Food First Step Preparation Assignments
There are eight basic questions which can help a food addict better write a rigorous story of their powerlessness over food.
- What are your secrets about food? Be as specific as possible.
- What are other secrets? Again, be specific.
- What is it that convinces you that you are powerless over food? (Some find it helpful to also write about what convinces them that they are not food addicted.)
- What convinces you that your life is unmanageable? (Also, possibly, what convinces you that that it is not unmanageable.)
- Make a list of all the foods you have binged on, and any other out of control eating behaviors. Be specific.
- Make a list of all the diets you have tried, and everything else you did to try to control your weight or eating.
- Make a list of 15 specific times when you were powerless over food.
- Make a list of at least 30 negative consequences of being powerless over food – some physical, some mental-emotional, and some spiritual.
It helps to read each of these assignments, one at a time, to another food addict in recovery and get feedback. It is best to read to a whole group of recovering food addicts including ones who have done this type of rigorous food First Step work.
Secrets
The first two assignments are about secrets – the first about food and the second about the rest of one’s life. From a worldly perspective, this is just a way of getting rigorously honest. If you are willing to self-disclose information that you don’t want to share, then you are on the track to being rigorously honest.

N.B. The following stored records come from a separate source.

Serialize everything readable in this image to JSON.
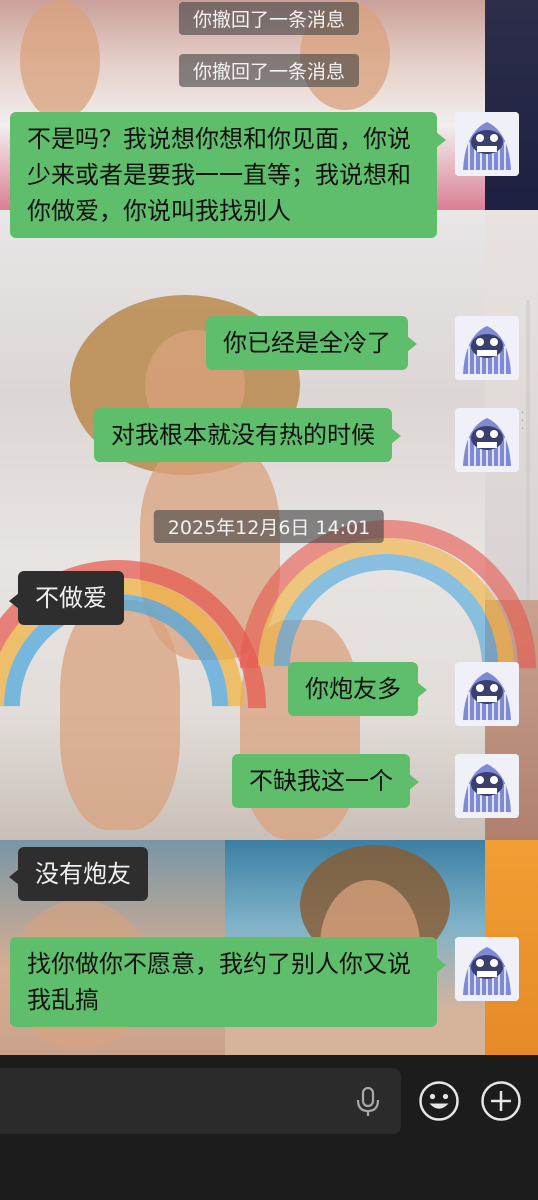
{
  "recalled_1": "你撤回了一条消息",
  "recalled_2": "你撤回了一条消息",
  "timestamp": "2025年12月6日 14:01",
  "messages": [
    {
      "sender": "me",
      "text": "不是吗？我说想你想和你见面，你说少来或者是要我一一直等；我说想和你做爱，你说叫我找别人"
    },
    {
      "sender": "me",
      "text": "你已经是全冷了"
    },
    {
      "sender": "me",
      "text": "对我根本就没有热的时候"
    },
    {
      "sender": "them",
      "text": "不做爱"
    },
    {
      "sender": "me",
      "text": "你炮友多"
    },
    {
      "sender": "me",
      "text": "不缺我这一个"
    },
    {
      "sender": "them",
      "text": "没有炮友"
    },
    {
      "sender": "me",
      "text": "找你做你不愿意，我约了别人你又说我乱搞"
    }
  ],
  "icons": {
    "voice": "microphone-icon",
    "emoji": "emoji-icon",
    "more": "add-icon"
  },
  "colors": {
    "my_bubble": "#5fbe6b",
    "their_bubble": "#2e2e2e",
    "input_bar": "#1c1c1c"
  }
}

There is also a spiritual dimension to telling “secrets” in food First Step work. Secrets tend to be the information that we are unable or unwilling to tell others. It is information about which we lie to ourselves, and is information we often want to try and keep from God. The primary spiritual problem of addiction is often named “self-will run riot.” This is just as true for chemical dependency on food as it is for alcoholism. Telling secrets is thus a spiritual practice in which a food addict develops the spiritual muscle of willingness by telling others exactly what he/she doesn’t want to reveal.
Twelve Step spiritual fellowships put a great deal of emphasis on “rigorous honesty.” In practice, this means, at least in part, being as specific as possible. What follows is a list of increasingly specific ways of reporting one particular break in abstinence:
- “I had some problems with my food.”
- “I wasn’t abstinent – ate something not on my food plan.”
- “I ate some sugar.”
- “I ate some ice cream.”
- “I gulped down a quart of ice cream.”
- “I ate two separate pints of Haagen-Das Chocolate Chip. I ate so fast the cold of the frozen ice cream gave me a headache, and I kept eating anyway and dripped ice cream all over my shirt and pants.”
A food addict can often tell if they are being sufficiently specific by noticing if sharing that the details cause embarrassment. Embarrassment is one of the many signs of false pride.
Response to Secrets and First Step Writing
In responding to secrets – and any First Step work – the most helpful information is often when other food addicts share ways that they have done the same or similar things with food. This type of sharing begins to relieve some of the original food addict’s embarrassment. As these feelings bleed off, it also has a way of breaking denial.
A food addict often sees themselves as guilty, shameful or just a “bad” person because they are not in control of their food. When they learn that someone else – who they do not see as shameful or bad – has done the same thing, they can often see the other person was actually powerless, and this helps them begin to separate themselves from the disease of food addiction.